Living Away From Home Allowance - Updates
- Arnold Shields
- Feb 1, 2012
- 2 min read
Updated: Jun 10
The Australian Government has introduced significant changes to the taxation of Living Away From Home Allowance (LAFHA) and reimbursements. These reforms tighten eligibility and substantiation requirements, particularly affecting temporary residents and employers.
What’s Changing?
From 1 July 2012:
Temporary residents can only access LAFHA tax concessions if they maintain a home in Australia for their exclusive use (not rented or sublet).
All employees must substantiate LAFHA expenses—receipts and records are essential. For food costs, ATO guidelines may be used instead.
LAFHA payments will be taxable income. Employees can claim deductions if they can substantiate their actual accommodation and food costs.

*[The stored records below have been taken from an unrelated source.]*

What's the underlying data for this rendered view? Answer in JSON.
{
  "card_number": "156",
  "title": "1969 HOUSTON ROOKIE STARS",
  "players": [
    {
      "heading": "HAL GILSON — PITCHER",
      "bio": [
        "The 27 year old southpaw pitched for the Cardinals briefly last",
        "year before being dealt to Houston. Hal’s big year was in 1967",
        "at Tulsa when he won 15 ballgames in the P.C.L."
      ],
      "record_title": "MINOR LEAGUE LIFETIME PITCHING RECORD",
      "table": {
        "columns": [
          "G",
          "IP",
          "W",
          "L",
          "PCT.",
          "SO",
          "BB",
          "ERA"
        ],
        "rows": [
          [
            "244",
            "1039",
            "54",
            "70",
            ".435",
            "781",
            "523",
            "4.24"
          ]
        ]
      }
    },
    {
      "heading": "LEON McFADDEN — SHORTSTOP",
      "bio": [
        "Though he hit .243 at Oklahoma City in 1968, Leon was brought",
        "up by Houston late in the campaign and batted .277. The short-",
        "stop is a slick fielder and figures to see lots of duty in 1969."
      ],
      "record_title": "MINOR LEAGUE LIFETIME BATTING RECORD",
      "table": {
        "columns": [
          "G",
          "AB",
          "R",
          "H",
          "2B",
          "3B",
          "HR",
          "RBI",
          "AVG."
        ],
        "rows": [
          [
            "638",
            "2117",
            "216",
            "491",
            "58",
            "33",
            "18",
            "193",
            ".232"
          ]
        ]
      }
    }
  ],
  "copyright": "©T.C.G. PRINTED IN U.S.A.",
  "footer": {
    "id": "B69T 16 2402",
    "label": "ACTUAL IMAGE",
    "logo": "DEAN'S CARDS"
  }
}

Expense reimbursements will generally be subject to Fringe Benefits Tax (FBT) unless they qualify for the limited concessions.
The allowable food component will be reviewed and adjusted to reflect current living costs.
Employer PAYG Withholding
If an employee is eligible to claim a deduction, employers can reduce the amount withheld from LAFHA under PAYG rules.
Who Is Not Affected?
These changes do not apply to:
Permanent residents
Employees on fly-in fly-out arrangements within Australia
Employees of community sector organisations, up to the FBT exemption cap
Disclaimer:
The information provided in this article is general in nature and does not constitute personal financial, legal or tax advice. While every effort has been made to ensure the accuracy of this content at the time of publication, tax laws and regulations may change, and individual circumstances vary. Dolman Bateman accepts no responsibility or liability for any loss or damage incurred as a result of acting on or relying upon any of the information contained herein. You should seek professional advice tailored to your specific situation before making any financial or tax decision.